Canada Post Corporation
It Can Deliver
Publisher: Campaign for Improved Postal Service, Canada
Year Published: 1986
Resource Type: Book
Cx Number: CX3286
Abstract: Several unions collaborated in the production of this pamphlet, including the Canadian Labour Congress, the Canadian Postmasters and Assistants Association, the Canadian Union of Postal Workers, the Letter Carriers' Union, and the Union of Postal Communications Employees. It argues that the post office is in danger of being destroyed by federal government policies, with cutbacks in service and the contracting out of operations combining to undermine the ability of the Post Office to provide service to all Canadians. It notes that the establishment of financial self-sufficiency as the number one priority of Canada Post Corporation has meant a 100 per cent increase in postal rates for the public between January 1, 1982 and June 24, 1985. (Further increases have since been instituted.) The drive to achieve self-sufficiency at all costs has meant not only much higher prices but cutbacks in services. More households go without door-to-door delivery; most rural Canadians now go without six day delivery; post offices have been closed; mail is slower; local street letter boxes have been greatly reduced in number and pick-ups have been decreased, and second deliveries for businesses have been eliminated.

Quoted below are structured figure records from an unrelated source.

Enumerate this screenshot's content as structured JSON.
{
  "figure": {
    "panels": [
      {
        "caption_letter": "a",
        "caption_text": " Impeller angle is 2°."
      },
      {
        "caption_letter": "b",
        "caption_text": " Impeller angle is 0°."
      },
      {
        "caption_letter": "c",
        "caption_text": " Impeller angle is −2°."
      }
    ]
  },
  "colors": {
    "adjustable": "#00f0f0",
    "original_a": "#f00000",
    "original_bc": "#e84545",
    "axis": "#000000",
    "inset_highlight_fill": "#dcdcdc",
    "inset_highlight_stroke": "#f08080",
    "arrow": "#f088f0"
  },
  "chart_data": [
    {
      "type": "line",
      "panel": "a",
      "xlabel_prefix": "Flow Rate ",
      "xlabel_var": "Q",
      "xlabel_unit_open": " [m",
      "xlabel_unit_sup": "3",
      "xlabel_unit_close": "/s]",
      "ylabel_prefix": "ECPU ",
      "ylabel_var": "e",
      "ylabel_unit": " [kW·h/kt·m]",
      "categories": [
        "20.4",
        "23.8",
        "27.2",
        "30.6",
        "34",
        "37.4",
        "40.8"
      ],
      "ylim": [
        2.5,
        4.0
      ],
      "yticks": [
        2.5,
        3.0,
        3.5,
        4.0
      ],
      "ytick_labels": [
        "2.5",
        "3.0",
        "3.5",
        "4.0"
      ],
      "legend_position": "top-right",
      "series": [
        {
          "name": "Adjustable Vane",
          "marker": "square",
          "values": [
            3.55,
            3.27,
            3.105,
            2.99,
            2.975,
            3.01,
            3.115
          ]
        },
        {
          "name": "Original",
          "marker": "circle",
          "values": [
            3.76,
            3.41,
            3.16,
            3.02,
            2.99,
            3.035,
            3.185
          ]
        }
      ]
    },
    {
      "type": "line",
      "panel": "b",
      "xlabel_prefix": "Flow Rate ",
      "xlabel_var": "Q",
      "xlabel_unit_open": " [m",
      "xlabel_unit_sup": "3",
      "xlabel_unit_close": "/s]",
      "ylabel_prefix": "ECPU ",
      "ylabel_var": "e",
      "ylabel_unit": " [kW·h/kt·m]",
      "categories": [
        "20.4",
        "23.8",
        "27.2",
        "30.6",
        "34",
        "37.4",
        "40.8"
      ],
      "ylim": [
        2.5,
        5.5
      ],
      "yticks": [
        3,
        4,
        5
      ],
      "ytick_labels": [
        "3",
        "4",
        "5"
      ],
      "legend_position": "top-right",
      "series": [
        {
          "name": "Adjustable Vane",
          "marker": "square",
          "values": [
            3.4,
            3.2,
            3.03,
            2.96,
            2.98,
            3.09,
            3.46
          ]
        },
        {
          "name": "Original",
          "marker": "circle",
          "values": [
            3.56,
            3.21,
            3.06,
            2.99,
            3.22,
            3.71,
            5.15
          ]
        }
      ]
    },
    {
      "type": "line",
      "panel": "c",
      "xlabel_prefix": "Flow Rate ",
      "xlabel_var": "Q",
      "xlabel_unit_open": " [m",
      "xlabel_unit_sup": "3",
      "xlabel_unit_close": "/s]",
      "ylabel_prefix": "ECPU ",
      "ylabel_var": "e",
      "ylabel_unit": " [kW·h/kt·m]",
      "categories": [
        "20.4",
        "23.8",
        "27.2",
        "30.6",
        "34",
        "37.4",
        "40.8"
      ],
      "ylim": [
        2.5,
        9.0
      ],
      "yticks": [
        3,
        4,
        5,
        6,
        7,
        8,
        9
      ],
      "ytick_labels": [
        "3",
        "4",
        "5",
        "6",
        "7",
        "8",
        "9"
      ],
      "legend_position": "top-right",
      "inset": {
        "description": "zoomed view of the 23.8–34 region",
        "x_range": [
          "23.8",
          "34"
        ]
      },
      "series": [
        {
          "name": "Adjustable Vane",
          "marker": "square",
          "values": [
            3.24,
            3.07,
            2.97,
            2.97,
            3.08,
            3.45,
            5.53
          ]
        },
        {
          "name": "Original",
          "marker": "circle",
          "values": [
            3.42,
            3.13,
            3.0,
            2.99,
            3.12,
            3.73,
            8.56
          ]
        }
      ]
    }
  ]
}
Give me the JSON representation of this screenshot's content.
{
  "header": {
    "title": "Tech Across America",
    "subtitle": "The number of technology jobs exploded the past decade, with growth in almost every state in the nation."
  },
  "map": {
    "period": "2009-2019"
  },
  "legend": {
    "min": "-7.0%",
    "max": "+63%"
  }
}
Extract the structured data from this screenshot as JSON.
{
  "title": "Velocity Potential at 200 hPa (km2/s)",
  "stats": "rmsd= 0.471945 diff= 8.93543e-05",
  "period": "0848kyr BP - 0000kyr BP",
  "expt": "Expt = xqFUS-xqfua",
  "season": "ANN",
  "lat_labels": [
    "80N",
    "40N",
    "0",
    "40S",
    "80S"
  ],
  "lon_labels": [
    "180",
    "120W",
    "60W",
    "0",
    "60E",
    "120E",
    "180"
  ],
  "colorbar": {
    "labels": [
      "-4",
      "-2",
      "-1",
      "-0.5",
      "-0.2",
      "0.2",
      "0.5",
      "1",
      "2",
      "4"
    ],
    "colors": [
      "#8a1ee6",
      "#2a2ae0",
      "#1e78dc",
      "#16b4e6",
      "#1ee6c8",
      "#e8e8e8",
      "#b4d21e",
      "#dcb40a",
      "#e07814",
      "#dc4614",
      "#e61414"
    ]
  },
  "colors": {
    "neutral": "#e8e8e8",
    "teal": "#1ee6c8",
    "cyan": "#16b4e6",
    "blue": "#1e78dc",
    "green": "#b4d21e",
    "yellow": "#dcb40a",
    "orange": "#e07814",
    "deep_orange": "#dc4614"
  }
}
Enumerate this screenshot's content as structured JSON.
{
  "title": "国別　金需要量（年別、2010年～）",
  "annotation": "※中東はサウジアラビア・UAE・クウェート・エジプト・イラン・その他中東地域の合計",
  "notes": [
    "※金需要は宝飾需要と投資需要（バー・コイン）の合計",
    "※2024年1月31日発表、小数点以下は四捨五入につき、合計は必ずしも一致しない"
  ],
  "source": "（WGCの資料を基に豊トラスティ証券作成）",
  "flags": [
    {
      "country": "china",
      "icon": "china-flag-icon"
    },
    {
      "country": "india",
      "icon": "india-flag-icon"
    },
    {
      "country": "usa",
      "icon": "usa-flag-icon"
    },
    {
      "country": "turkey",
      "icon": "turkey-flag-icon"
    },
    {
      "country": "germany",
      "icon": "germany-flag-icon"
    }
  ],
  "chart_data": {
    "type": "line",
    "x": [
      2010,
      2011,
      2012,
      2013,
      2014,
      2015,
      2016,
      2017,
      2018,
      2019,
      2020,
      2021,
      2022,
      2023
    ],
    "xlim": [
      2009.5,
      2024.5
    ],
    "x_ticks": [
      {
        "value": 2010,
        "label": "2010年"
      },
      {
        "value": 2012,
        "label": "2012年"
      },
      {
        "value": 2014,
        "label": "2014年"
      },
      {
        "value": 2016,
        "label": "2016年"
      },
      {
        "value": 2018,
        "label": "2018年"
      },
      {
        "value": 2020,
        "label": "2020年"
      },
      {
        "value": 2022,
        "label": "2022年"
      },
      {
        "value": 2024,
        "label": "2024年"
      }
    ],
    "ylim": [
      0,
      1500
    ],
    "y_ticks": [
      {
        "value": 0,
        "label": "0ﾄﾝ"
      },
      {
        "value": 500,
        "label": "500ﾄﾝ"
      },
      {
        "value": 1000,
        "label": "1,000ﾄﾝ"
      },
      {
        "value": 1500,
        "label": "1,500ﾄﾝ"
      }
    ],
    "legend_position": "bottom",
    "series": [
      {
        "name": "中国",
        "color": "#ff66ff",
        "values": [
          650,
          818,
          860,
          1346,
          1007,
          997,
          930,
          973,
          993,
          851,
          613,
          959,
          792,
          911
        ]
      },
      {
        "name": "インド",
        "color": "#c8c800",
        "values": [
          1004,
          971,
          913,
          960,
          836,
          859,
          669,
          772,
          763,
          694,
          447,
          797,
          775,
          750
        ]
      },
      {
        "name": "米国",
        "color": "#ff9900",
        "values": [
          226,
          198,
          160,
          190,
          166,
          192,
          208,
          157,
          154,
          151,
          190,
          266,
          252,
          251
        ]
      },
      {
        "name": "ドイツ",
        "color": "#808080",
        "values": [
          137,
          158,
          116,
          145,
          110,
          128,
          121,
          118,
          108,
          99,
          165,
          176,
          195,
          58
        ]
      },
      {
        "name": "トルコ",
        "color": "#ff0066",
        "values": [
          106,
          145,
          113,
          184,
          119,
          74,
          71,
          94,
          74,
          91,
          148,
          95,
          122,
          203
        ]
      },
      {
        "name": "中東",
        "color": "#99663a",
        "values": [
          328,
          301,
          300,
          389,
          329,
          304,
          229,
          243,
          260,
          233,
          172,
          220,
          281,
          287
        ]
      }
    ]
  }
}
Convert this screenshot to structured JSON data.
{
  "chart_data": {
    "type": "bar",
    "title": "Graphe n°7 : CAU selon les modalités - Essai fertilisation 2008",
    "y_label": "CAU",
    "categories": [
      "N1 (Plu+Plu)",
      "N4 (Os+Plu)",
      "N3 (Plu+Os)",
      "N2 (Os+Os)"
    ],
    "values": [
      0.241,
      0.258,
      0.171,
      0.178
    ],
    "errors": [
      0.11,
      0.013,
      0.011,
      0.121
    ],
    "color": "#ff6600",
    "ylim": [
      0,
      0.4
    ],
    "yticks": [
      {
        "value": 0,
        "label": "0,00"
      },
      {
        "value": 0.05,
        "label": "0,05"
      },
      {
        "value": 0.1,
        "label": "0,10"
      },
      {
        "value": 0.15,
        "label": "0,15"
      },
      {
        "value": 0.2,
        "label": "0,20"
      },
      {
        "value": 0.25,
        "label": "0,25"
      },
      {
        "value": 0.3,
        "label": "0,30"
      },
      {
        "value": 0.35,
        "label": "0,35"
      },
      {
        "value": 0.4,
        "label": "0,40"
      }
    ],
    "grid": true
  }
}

The post office unions suggest an alternative program which would make improved service the number one priority of Canada Post: All urban communities with 2,000 points of call should automatically receive five day door-to-door delivery. There should be no deadline for the achievement of financial self-sufficiency. Increasing revenues should replace reducing costs as the primary means of reducing the deficit. There should be an immediate moratorium on the closure of Post Offices and elimination of rural routes. The government should permit Canada Post to expand into package distribution services and electronic bulk mail. There must be adequate staffing to provide service. A major initiative should be taken to reduce work injuries and illnesses at the Post Office, which has one of the worst safety records in the country. Contracted services, such as sub post offices and cleaning should be contracted in.
The pamphlet calls on Canadians to lobby their members of Parliament and government officials to implement these changes.